I just lived through this problem. Based on my lessons learned, if confronted with your symptoms, the first thing I would do is get out my multi tester and confirm I'm getting 12 volts going into to the selonoid, and 12 volts coming out. If ok, I would then test resistance on the lead from selonoid to the starter. Mine was bad and caused your symptoms. If lead is good, or replacing it doesn't eliminate your problem, I would pull starter, (takes about 5 minutes) and go to a shop that can test for excessive amp draw. I'm specualting a bit here, but I believe the amp draw goes up with temp, so it may start fine cold, but once hot, some internal clearnace may be gone and is causing some shorts or arc internal to the starter and is creating a big amp draw when trying to crank. This sucks down your voltage and has a double negative in that it cranks your engine slow, and produces a weak spark from the coil. Also, never trust your dash guage as a diagnostic device, they are predicatbly inaccurate. Good luck and let us know what you find out.

cwright
07-20-2007, 09:03 PM
I just had mine rebuilt for $85. Better than 200 I figure.
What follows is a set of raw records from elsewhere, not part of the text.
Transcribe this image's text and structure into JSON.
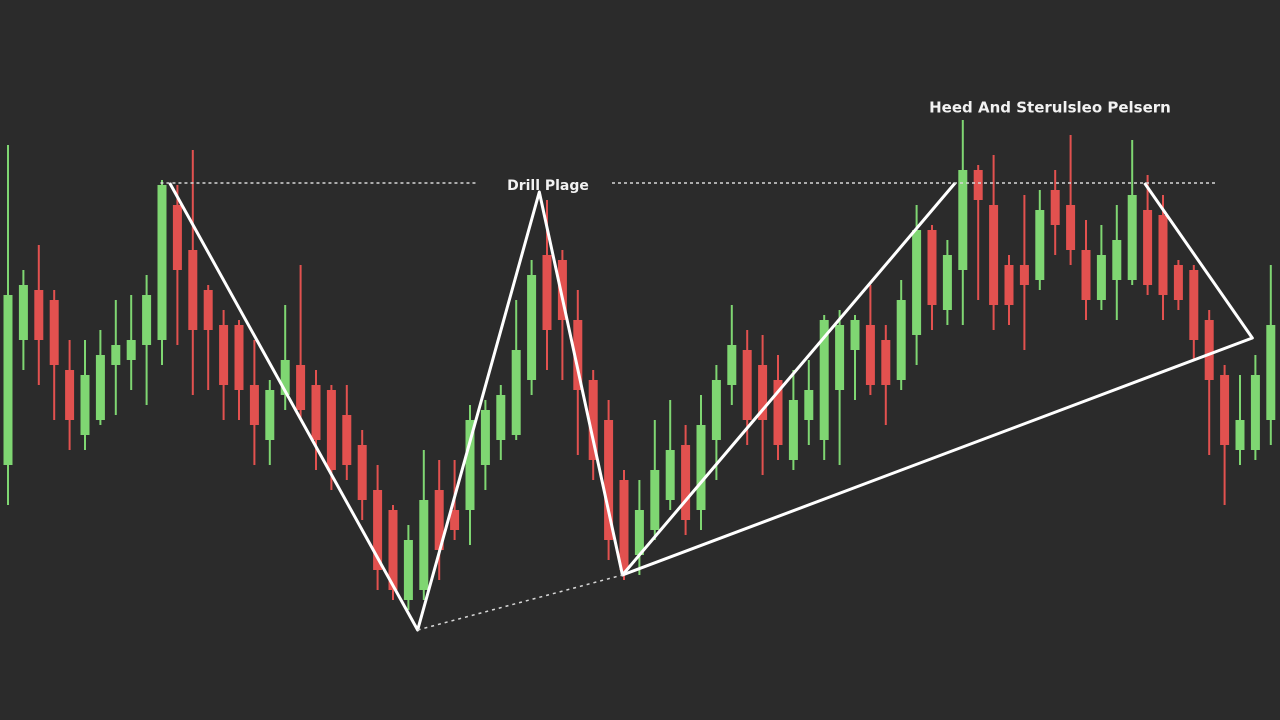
{
  "chart_data": {
    "type": "candlestick",
    "title": "Heed And Sterulsleo Pelsern",
    "annotation": "Drill Plage",
    "categories": [
      null,
      null,
      null,
      null,
      null,
      null,
      null,
      null,
      null,
      null,
      null,
      null,
      null,
      null,
      null,
      null,
      null,
      null,
      null,
      null,
      null,
      null,
      null,
      null,
      null,
      null,
      null,
      null,
      null,
      null,
      null,
      null,
      null,
      null,
      null,
      null,
      null,
      null,
      null,
      null,
      null,
      null,
      null,
      null,
      null,
      null,
      null,
      null,
      null,
      null,
      null,
      null,
      null,
      null,
      null,
      null,
      null,
      null,
      null,
      null,
      null,
      null,
      null,
      null,
      null,
      null,
      null,
      null,
      null,
      null,
      null,
      null,
      null,
      null,
      null,
      null,
      null,
      null,
      null,
      null,
      null,
      null,
      null
    ],
    "open": [
      255,
      380,
      430,
      420,
      350,
      285,
      300,
      355,
      360,
      375,
      380,
      515,
      470,
      430,
      395,
      395,
      335,
      280,
      325,
      355,
      335,
      330,
      305,
      275,
      230,
      210,
      120,
      130,
      230,
      210,
      210,
      255,
      280,
      285,
      340,
      465,
      460,
      400,
      340,
      300,
      240,
      165,
      190,
      220,
      275,
      210,
      280,
      335,
      370,
      355,
      340,
      260,
      300,
      280,
      330,
      370,
      395,
      380,
      340,
      385,
      490,
      410,
      450,
      550,
      515,
      455,
      455,
      440,
      530,
      515,
      470,
      420,
      440,
      440,
      510,
      505,
      455,
      450,
      400,
      345,
      270,
      270,
      300
    ],
    "high": [
      575,
      450,
      475,
      430,
      380,
      380,
      390,
      420,
      425,
      445,
      540,
      535,
      570,
      435,
      410,
      400,
      380,
      340,
      415,
      455,
      350,
      335,
      335,
      290,
      255,
      215,
      195,
      270,
      260,
      260,
      315,
      320,
      335,
      420,
      460,
      520,
      470,
      430,
      350,
      320,
      250,
      240,
      300,
      320,
      295,
      325,
      355,
      415,
      390,
      385,
      365,
      350,
      360,
      405,
      410,
      405,
      435,
      395,
      440,
      515,
      495,
      480,
      600,
      555,
      565,
      465,
      525,
      530,
      550,
      585,
      500,
      495,
      515,
      580,
      545,
      525,
      460,
      455,
      410,
      355,
      345,
      365,
      455
    ],
    "low": [
      215,
      350,
      335,
      300,
      270,
      270,
      295,
      305,
      330,
      315,
      355,
      375,
      325,
      330,
      300,
      300,
      255,
      255,
      310,
      300,
      250,
      230,
      240,
      200,
      130,
      120,
      110,
      120,
      140,
      180,
      175,
      230,
      260,
      280,
      325,
      350,
      340,
      265,
      240,
      160,
      140,
      145,
      180,
      210,
      185,
      190,
      240,
      315,
      275,
      245,
      260,
      250,
      275,
      260,
      255,
      320,
      325,
      295,
      330,
      355,
      390,
      395,
      395,
      420,
      390,
      395,
      370,
      430,
      465,
      455,
      400,
      410,
      400,
      435,
      425,
      400,
      410,
      360,
      265,
      215,
      255,
      260,
      275
    ],
    "close": [
      425,
      435,
      380,
      355,
      300,
      345,
      365,
      375,
      380,
      425,
      535,
      450,
      390,
      390,
      335,
      330,
      295,
      330,
      360,
      310,
      280,
      250,
      255,
      220,
      150,
      130,
      180,
      220,
      170,
      190,
      300,
      310,
      325,
      370,
      445,
      390,
      400,
      330,
      260,
      180,
      150,
      210,
      250,
      270,
      200,
      295,
      340,
      375,
      300,
      300,
      275,
      320,
      330,
      400,
      395,
      400,
      335,
      335,
      420,
      490,
      415,
      465,
      550,
      520,
      415,
      415,
      435,
      510,
      495,
      470,
      420,
      465,
      480,
      525,
      435,
      425,
      420,
      380,
      340,
      275,
      300,
      345,
      395
    ],
    "up_color": "#7fd672",
    "down_color": "#e2514f",
    "ylim": [
      0,
      720
    ],
    "pattern_lines": [
      {
        "x": [
          10.5,
          26.6,
          34.5,
          39.9,
          61.5
        ],
        "values": [
          537,
          90,
          528,
          145,
          537
        ],
        "color": "#ffffff"
      },
      {
        "x": [
          73.8,
          80.8,
          39.9
        ],
        "values": [
          537,
          382,
          145
        ],
        "color": "#ffffff"
      }
    ],
    "neckline": {
      "x": [
        9.9,
        78.4
      ],
      "values": [
        537,
        537
      ],
      "color": "#d8d8d8"
    },
    "support": {
      "x": [
        26.6,
        39.9
      ],
      "values": [
        90,
        145
      ],
      "color": "#d8d8d8"
    }
  }
}
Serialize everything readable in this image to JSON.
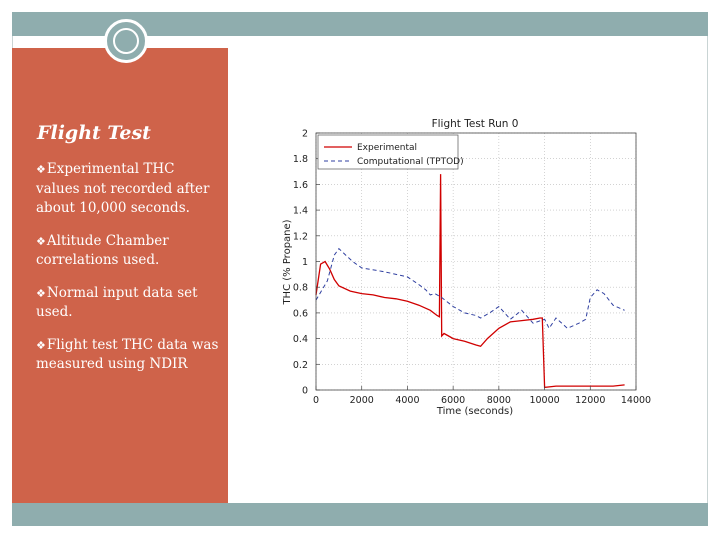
{
  "slide": {
    "title": "Flight Test",
    "bullet_icon": "diamond-bullet-icon",
    "bullets": [
      "Experimental THC values not recorded after about 10,000 seconds.",
      "Altitude Chamber correlations used.",
      "Normal input data set used.",
      "Flight test THC data was measured using NDIR"
    ]
  },
  "colors": {
    "panel": "#cf634a",
    "band": "#8fadae",
    "experimental": "#d00000",
    "computational": "#2f3fa0"
  },
  "chart_data": {
    "type": "line",
    "title": "Flight Test Run 0",
    "xlabel": "Time (seconds)",
    "ylabel": "THC (% Propane)",
    "xlim": [
      0,
      14000
    ],
    "ylim": [
      0,
      2
    ],
    "xticks": [
      0,
      2000,
      4000,
      6000,
      8000,
      10000,
      12000,
      14000
    ],
    "xtick_labels": [
      "0",
      "2000",
      "4000",
      "6000",
      "8000",
      "10000",
      "12000",
      "14000"
    ],
    "yticks": [
      0,
      0.2,
      0.4,
      0.6,
      0.8,
      1,
      1.2,
      1.4,
      1.6,
      1.8,
      2
    ],
    "ytick_labels": [
      "0",
      "0.2",
      "0.4",
      "0.6",
      "0.8",
      "1",
      "1.2",
      "1.4",
      "1.6",
      "1.8",
      "2"
    ],
    "grid": true,
    "legend_position": "top-left",
    "series": [
      {
        "name": "Experimental",
        "style": "solid",
        "x": [
          0,
          200,
          400,
          600,
          800,
          1000,
          1500,
          2000,
          2500,
          3000,
          3500,
          4000,
          4500,
          5000,
          5300,
          5400,
          5450,
          5500,
          5600,
          5800,
          6000,
          6500,
          7000,
          7200,
          7500,
          8000,
          8500,
          9000,
          9500,
          9800,
          9900,
          10000,
          10500,
          11000,
          11500,
          12000,
          12500,
          13000,
          13500
        ],
        "y": [
          0.74,
          0.98,
          1.0,
          0.94,
          0.86,
          0.81,
          0.77,
          0.75,
          0.74,
          0.72,
          0.71,
          0.69,
          0.66,
          0.62,
          0.58,
          0.57,
          1.68,
          0.42,
          0.44,
          0.42,
          0.4,
          0.38,
          0.35,
          0.34,
          0.4,
          0.48,
          0.53,
          0.54,
          0.55,
          0.56,
          0.56,
          0.02,
          0.03,
          0.03,
          0.03,
          0.03,
          0.03,
          0.03,
          0.04
        ]
      },
      {
        "name": "Computational (TPTOD)",
        "style": "dashed",
        "x": [
          0,
          500,
          800,
          1000,
          1300,
          1600,
          2000,
          3000,
          4000,
          4500,
          4800,
          5000,
          5200,
          5500,
          6000,
          6500,
          7000,
          7200,
          7600,
          8000,
          8500,
          9000,
          9500,
          10000,
          10200,
          10500,
          11000,
          11500,
          11800,
          12000,
          12300,
          12600,
          13000,
          13500
        ],
        "y": [
          0.7,
          0.85,
          1.05,
          1.1,
          1.05,
          1.0,
          0.95,
          0.92,
          0.88,
          0.82,
          0.78,
          0.74,
          0.75,
          0.72,
          0.65,
          0.6,
          0.58,
          0.56,
          0.6,
          0.65,
          0.55,
          0.62,
          0.52,
          0.55,
          0.48,
          0.56,
          0.48,
          0.52,
          0.55,
          0.72,
          0.78,
          0.75,
          0.66,
          0.62
        ]
      }
    ]
  }
}
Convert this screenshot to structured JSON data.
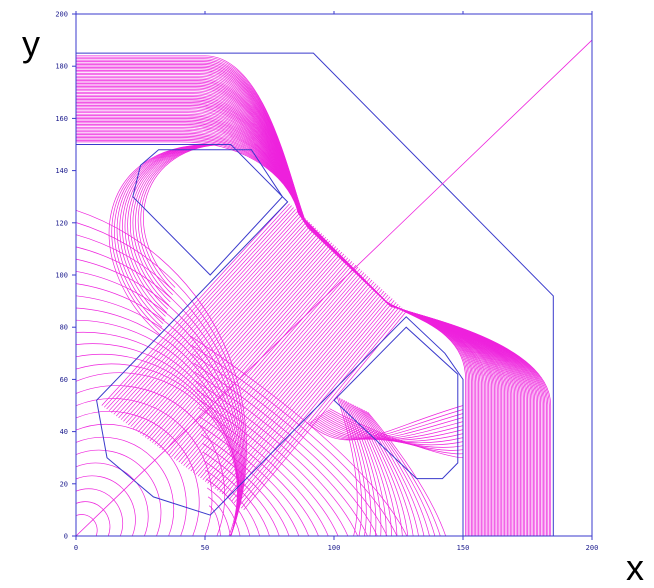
{
  "figure": {
    "x_axis_label": "x",
    "y_axis_label": "y",
    "colors": {
      "frame": "#3a3acc",
      "field_lines": "#ee22dd",
      "background": "#ffffff"
    }
  },
  "chart_data": {
    "type": "field-line-plot",
    "xlim": [
      0,
      200
    ],
    "ylim": [
      0,
      200
    ],
    "x_ticks": [
      "0",
      "50",
      "100",
      "150",
      "200"
    ],
    "y_ticks": [
      "0",
      "20",
      "40",
      "60",
      "80",
      "100",
      "120",
      "140",
      "160",
      "180",
      "200"
    ],
    "outer_boundary": [
      [
        0,
        0
      ],
      [
        0,
        150
      ],
      [
        60,
        150
      ],
      [
        0,
        150
      ],
      [
        0,
        185
      ],
      [
        92,
        185
      ],
      [
        185,
        92
      ],
      [
        185,
        0
      ],
      [
        0,
        0
      ]
    ],
    "iron_region": [
      [
        0,
        150
      ],
      [
        60,
        150
      ],
      [
        82,
        128
      ],
      [
        8,
        52
      ],
      [
        12,
        30
      ],
      [
        30,
        15
      ],
      [
        52,
        8
      ],
      [
        128,
        84
      ],
      [
        143,
        70
      ],
      [
        150,
        60
      ],
      [
        150,
        0
      ],
      [
        185,
        0
      ],
      [
        185,
        92
      ],
      [
        92,
        185
      ],
      [
        0,
        185
      ]
    ],
    "coil_upper": [
      [
        25,
        142
      ],
      [
        32,
        148
      ],
      [
        68,
        148
      ],
      [
        80,
        130
      ],
      [
        52,
        100
      ],
      [
        22,
        130
      ],
      [
        25,
        142
      ]
    ],
    "coil_lower": [
      [
        100,
        52
      ],
      [
        128,
        80
      ],
      [
        148,
        62
      ],
      [
        148,
        28
      ],
      [
        142,
        22
      ],
      [
        132,
        22
      ],
      [
        100,
        52
      ]
    ],
    "diagonal_line": [
      [
        0,
        0
      ],
      [
        200,
        190
      ]
    ],
    "field_line_count": 60
  }
}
The starter can turn but draw too many amps. A two person test is to put your multi tester on the starter lead that the last cable is bolted to, and wee what kind of voltage you are registering there while cranking. I'm not sure how much drop you should expect, but I knew I was in trouble when my starter (that turned) was only getting 5 volts while engaged. A turning starter could still be drawing too many amps and kill your voltage. Good luck

rektek
07-22-2007, 01:22 AM
Commando,
sounds like starter to me, but I'd be doing some voltage drop tests and starter draw tests before dropping cash on a guess repair.
you'll need a multimeter for the voltage drop tests and a amp clamp for the starter draw tests. let me know if you need some help

cheers
jeff

Commandohorn
07-22-2007, 07:10 AM
Update...When cranking, the voltage would drop below 10V at the starter and selenoid so I have been checking for 12V from the battery back to the switch and found that I'm getting 12V through the circuit breaker and all the way back to the ignition switch....so....yep, it's the starter. At least I saved myself a a lot of $$ at $40 per hour at the stealership. Starter is probably 5 years old, thought it would last more than that...oh well. So the moral of the story is...if you crank OK cold, then crank too slow to fire when hot then it's starter time! If you have read this far I have just saved you a lot of time and money!

Leroy
07-22-2007, 09:05 AM
Good news! I've heard this same condition many times and it always seems to be the starter.